All right. Now that we have mastered the bool query
, let's figure out how we can fine-tune the relevance of bool queries
!
There are many ways you can fine-tune the relevance of bool queries
. One of the ways is to add multiple queries under the should clause
.
Adding multiple queries under the should clause
This approach ensures that you maintain a high recall but also offers a way to present more precise search results at the top of your search results.
Syntax:
GET Enter_name_of_the_index_here/_search
{
"query": {
"bool": {
"must": [
{
"Enter match or match_phrase here": {
"Enter the name of the field": "Enter the value you are looking for"
}
}
],
"should": [
{
"Enter match or match_phrase here": {
"Enter the name of the field": "Enter the value you are looking for"
}
},
{
"Enter match or match_phrase here": {
"Enter the name of the field": "Enter the value you are looking for"
}
},
{
"Enter match or match_phrase here": {
"Enter the name of the field": "Enter the value you are looking for"
}
}
]
}
}
}
Let's say you want to run a search for news headlines with the phrase "Michelle Obama" in the field headline.
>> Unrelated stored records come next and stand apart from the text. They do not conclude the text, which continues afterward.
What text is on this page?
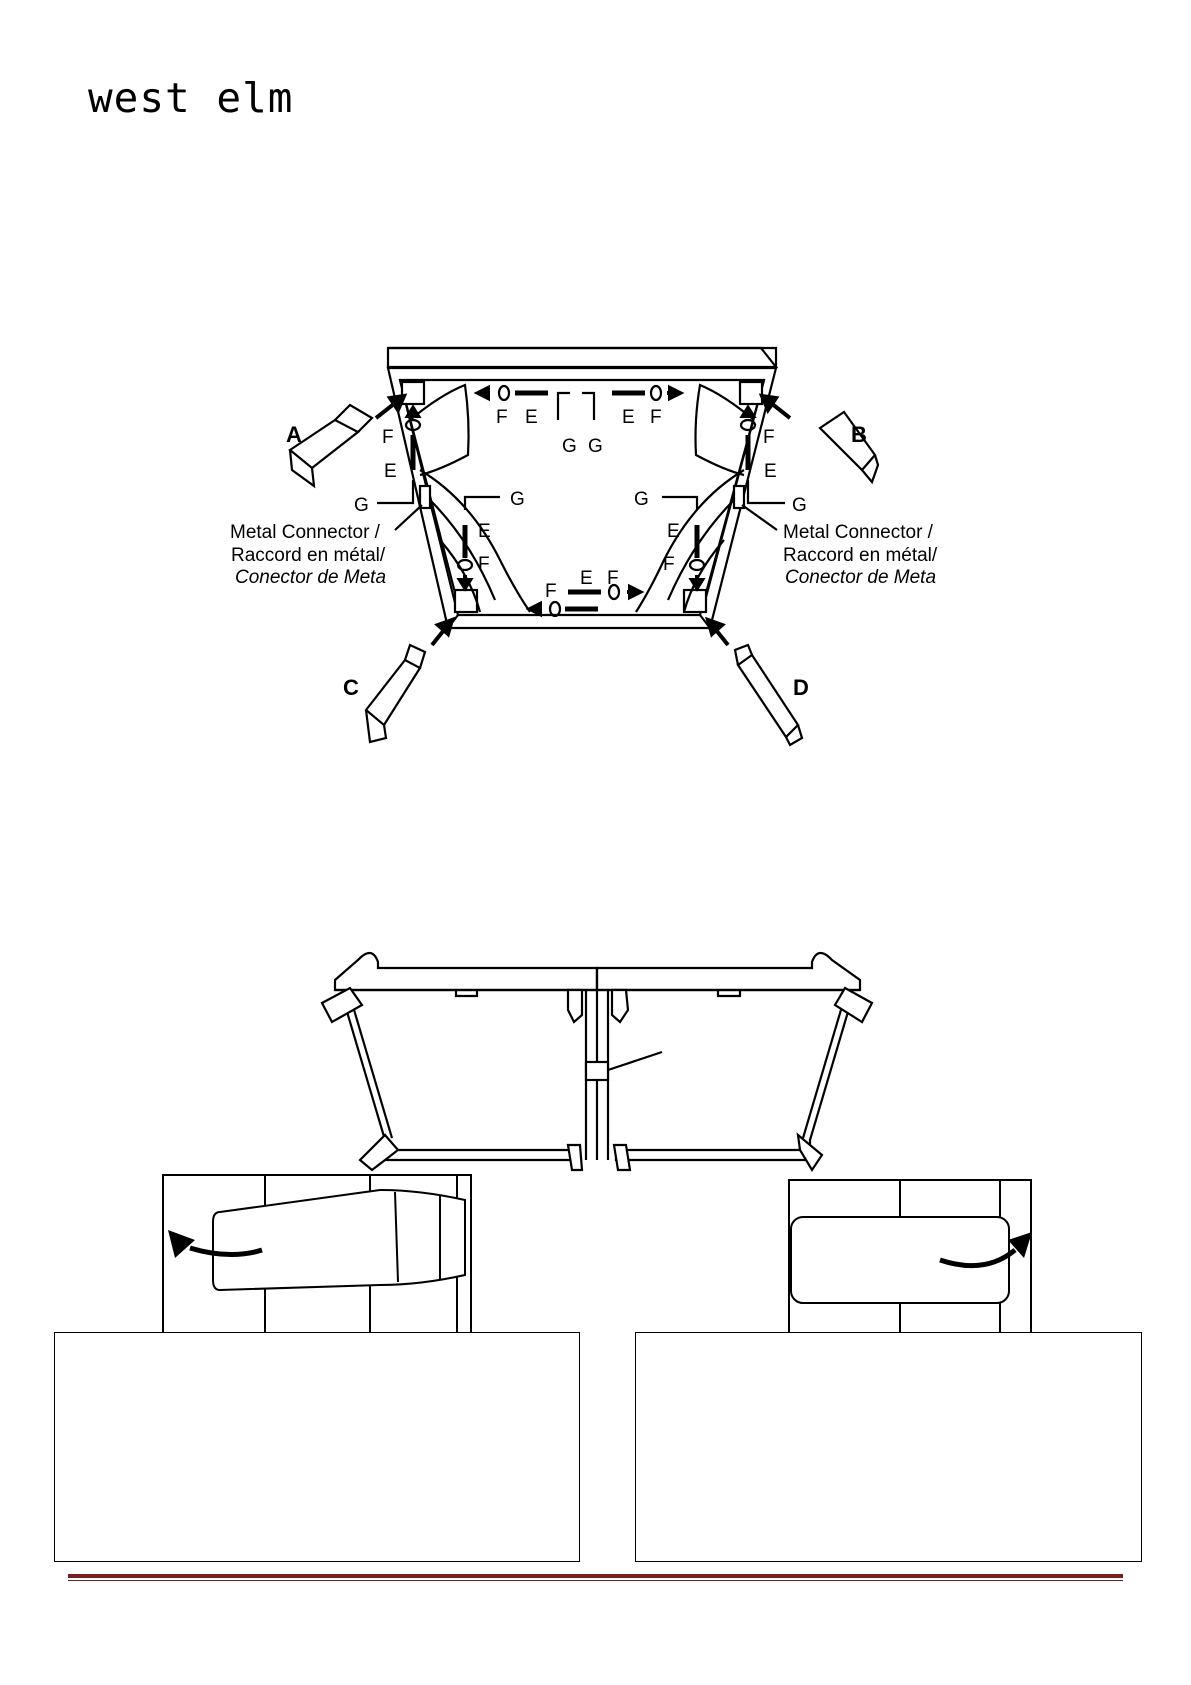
west elm
A	B
C	D
F E
G G
E F
F
E
G	G
E
F
F
E F
G
E
F
F
E
G
Metal Connector /
Raccord en métal/
Conector de Meta
Metal Connector /
Raccord en métal/
Conector de Meta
But you want to favor articles that mention her biography "Becoming", and terms like "women" and "empower".
To do this, you can add multiple queries
to the should clause
.
This will cast a wider net because none of the queries
in the should clause need to match. However, the ones that match the queries
under the should clause
will be given a higher score and placed higher in the search results.
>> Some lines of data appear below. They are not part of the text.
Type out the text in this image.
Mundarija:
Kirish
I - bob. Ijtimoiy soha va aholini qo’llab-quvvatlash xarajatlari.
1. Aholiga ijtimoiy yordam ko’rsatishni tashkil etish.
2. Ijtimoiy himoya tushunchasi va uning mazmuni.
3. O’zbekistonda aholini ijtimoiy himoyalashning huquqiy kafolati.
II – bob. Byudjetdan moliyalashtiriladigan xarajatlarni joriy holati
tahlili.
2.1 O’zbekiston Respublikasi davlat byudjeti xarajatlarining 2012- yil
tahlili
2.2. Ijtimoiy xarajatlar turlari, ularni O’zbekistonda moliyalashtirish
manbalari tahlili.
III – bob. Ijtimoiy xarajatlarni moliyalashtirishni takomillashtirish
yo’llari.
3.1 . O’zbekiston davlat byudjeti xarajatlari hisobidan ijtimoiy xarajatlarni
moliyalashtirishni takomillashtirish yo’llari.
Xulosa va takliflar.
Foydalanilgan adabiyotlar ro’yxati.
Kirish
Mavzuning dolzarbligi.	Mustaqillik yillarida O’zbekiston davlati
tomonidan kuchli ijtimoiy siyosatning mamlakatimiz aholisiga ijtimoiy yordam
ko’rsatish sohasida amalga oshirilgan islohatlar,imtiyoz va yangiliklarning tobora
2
This approach allows you to maintain a high recall but also gives you a way to customize the precision of top hits.
Example:
GET news_headlines/_search
{
"query": {
"bool": {
"must": [
{
"match_phrase": {
"headline": "Michelle Obama"
}
}
],
"should": [
{
"match": {
"headline": "Becoming"
}
},
{
"match": {
"headline": "women"
}
},
{
"match": {
"headline": "empower"
}
}
]
}
}
}
Expected response from Elasticsearch:
Adding many queries
under the should clause
did not reduce the number of hits(207). However, it favored documents that match the queries
in the should clause
and improved the precision of top search results.